TO THE EDITOR,
The combined use of dabrafenib and trametinib was approved by the U.S. Food and Drug Administration (FDA) for use in BRAF V600E mutated non-small cell lung cancer and melanoma in 2017 and 2018, respectively. Use of targeted therapy regimens in pediatric low-grade glioma have been under investigation.1 Dabrafenib is commercially available as a 50 mg and 75 mg capsule. As per the FDA, it should not be opened or crushed.2 Trametinib is distributed as 0.5 mg and 2 mg film-coated tablets to be swallowed whole.3
Phase 1and 2 of a study on dabrafenib use in pediatric cancers offered both the commercial capsule and an investigational suspension formulation of the drug for patients unable to tolerate capsules.1,4 Similarly, an oral suspension of dabrafenib and crushed administration of trametinib were used temporarily for patients unable to swallow.5Suspension had a faster absorption and higher peak serum concentration, however similar exposure to the drug was seen when compared to capsular administration of dabrafenib. In this study, the bioavailability of the suspension was 85% of the capsule formulation.4
At our institution, we compounded a liquid suspension of trametinib and dabrafenib for those unable to swallow pills. In November 2019, a 17-month-old presented with right esotropia and was found to have a posterior fossa tumor with leptomeningeal extension into the brain stem and abnormal T2 prolongation in the upper cervical spine (Fig. 1A). She underwent a near total resection. Pathology demonstrated a high-grade glioneuronal tumor, with a BRAF V600E mutation and H3K27m wild-type. To avoid radiation, treatment was customized to target the BRAF V600E mutation. She was started on a compounded liquid suspension of dabrafenib (75 mg once daily, 4.5 mg/kg) and trametinib (0.5 mg once daily, 0.03 mg/kg) in December 2019. The dose was adjusted for weight gain during clinical course. Imaging after two months and six months of treatment showed stable T2 prolongation and expansion in the upper cervical spine and stable medullary leptomeningeal disease. In October 2020, she was intubated for acute respiratory failure. Subsequently, she had a tracheostomy and gastrostomy tube was placed due to pharyngeal swallowing dysfunction. Due to swallowing dysfunction, crushed dabrafenib tablets and opened trametinib capsules were each administered through the gastrostomy tube in 5 ml of water by the parents followed by a 10 ml water flush. Follow-up imaging three months after showed significant improvement in both the leptomeningeal disease and size of expansile T2 prolongation in the cervical cord, consistent with treatment response (Fig. 1B). The patient continues the crushed dabrafenib and trametinib at this point.

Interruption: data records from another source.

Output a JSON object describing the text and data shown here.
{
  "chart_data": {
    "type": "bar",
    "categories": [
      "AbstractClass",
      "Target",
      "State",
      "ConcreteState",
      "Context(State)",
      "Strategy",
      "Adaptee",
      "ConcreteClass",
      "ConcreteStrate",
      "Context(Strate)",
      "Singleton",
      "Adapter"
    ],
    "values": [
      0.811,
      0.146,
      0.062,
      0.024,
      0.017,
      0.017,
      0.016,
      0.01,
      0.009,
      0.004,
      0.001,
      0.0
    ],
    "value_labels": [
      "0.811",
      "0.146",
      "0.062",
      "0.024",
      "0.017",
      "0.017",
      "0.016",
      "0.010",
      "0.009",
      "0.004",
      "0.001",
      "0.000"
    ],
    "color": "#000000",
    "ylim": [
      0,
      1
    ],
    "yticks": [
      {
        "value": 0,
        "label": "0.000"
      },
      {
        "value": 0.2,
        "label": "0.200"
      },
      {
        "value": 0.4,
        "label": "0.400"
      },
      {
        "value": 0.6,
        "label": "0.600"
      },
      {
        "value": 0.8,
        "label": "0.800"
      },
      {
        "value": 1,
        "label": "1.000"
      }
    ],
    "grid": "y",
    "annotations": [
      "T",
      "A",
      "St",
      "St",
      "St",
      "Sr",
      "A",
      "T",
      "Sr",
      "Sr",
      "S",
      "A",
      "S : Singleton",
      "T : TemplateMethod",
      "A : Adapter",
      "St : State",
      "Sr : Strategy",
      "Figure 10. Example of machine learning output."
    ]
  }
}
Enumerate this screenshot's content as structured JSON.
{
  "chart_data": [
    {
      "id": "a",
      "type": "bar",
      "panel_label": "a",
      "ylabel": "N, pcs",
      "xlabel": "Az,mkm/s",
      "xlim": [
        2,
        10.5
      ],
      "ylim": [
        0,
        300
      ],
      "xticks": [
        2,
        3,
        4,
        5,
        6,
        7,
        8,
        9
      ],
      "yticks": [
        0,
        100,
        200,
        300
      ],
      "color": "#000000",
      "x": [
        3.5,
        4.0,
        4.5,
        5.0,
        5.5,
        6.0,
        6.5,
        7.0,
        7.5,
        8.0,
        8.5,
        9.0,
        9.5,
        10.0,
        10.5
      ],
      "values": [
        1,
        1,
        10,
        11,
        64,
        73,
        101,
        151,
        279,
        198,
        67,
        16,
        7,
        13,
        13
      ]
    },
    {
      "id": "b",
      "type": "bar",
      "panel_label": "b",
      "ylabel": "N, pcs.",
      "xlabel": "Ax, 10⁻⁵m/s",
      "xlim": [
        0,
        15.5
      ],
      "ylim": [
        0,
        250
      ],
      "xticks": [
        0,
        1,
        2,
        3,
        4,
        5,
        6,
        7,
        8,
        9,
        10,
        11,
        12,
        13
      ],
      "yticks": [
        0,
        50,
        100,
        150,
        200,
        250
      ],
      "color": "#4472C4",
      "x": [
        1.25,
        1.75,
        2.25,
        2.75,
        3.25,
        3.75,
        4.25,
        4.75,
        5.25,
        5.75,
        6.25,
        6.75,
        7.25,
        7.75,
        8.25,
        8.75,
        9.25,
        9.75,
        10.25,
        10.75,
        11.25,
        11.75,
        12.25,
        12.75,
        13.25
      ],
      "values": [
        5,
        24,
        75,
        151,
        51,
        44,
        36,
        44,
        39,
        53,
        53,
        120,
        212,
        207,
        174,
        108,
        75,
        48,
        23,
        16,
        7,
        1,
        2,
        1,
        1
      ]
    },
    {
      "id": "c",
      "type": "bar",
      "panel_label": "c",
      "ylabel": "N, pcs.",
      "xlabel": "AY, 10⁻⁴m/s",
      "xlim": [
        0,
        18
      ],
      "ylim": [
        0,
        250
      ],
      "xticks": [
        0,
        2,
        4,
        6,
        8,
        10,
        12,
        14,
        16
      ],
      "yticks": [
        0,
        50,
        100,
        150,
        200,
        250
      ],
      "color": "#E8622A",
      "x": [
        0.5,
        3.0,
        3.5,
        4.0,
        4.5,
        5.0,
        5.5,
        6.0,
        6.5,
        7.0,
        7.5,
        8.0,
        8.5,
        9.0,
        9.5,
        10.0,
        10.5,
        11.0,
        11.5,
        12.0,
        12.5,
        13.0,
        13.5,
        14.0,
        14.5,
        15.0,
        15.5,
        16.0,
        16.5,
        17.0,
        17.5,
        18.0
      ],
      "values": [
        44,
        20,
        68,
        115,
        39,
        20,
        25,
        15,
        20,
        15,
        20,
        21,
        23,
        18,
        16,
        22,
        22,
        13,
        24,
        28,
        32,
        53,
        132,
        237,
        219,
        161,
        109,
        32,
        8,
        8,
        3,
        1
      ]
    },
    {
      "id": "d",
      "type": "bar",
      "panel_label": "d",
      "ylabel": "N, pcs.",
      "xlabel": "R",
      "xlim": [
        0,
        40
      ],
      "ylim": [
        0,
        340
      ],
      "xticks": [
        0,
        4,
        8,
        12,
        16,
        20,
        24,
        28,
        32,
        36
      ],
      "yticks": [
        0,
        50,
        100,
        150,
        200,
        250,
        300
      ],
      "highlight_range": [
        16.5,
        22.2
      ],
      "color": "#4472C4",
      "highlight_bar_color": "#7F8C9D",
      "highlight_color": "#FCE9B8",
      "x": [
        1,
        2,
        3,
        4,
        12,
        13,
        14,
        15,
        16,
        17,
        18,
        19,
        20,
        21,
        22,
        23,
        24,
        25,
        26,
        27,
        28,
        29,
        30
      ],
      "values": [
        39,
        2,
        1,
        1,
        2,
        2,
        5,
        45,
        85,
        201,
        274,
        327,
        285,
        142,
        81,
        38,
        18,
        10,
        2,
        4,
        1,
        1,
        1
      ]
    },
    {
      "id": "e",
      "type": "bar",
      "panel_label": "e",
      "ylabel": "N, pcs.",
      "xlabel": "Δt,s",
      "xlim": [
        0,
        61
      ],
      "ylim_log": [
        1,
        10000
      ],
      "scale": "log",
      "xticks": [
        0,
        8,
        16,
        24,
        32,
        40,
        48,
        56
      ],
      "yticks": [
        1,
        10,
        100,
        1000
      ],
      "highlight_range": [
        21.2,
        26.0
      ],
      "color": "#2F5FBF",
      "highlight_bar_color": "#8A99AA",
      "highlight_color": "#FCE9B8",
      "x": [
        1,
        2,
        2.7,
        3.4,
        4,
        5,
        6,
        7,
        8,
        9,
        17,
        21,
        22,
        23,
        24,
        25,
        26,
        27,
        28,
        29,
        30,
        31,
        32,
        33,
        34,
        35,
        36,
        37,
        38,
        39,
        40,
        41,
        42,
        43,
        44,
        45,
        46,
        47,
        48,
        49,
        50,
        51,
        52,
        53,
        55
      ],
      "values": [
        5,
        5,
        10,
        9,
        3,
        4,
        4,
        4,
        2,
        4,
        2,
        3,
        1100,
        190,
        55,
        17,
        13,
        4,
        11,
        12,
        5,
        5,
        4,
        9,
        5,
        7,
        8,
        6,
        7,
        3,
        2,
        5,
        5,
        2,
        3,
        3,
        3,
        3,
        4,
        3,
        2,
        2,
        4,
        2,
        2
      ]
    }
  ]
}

In conclusion, a stable response with no tumor growth over 6 months using crushed dabrafenib and trametinib was observed in a case of pediatric glioneuronal tumor with BRAF V600E mutation. Although this is not an approved administration route, this patient’s clear response to therapy demonstrates adequate absorption using this method. This outcome warrants further investigation into a broader study as crushing these tablets would facilitate their use for many patients with BRAF V600E mutated disease unable to swallow pills.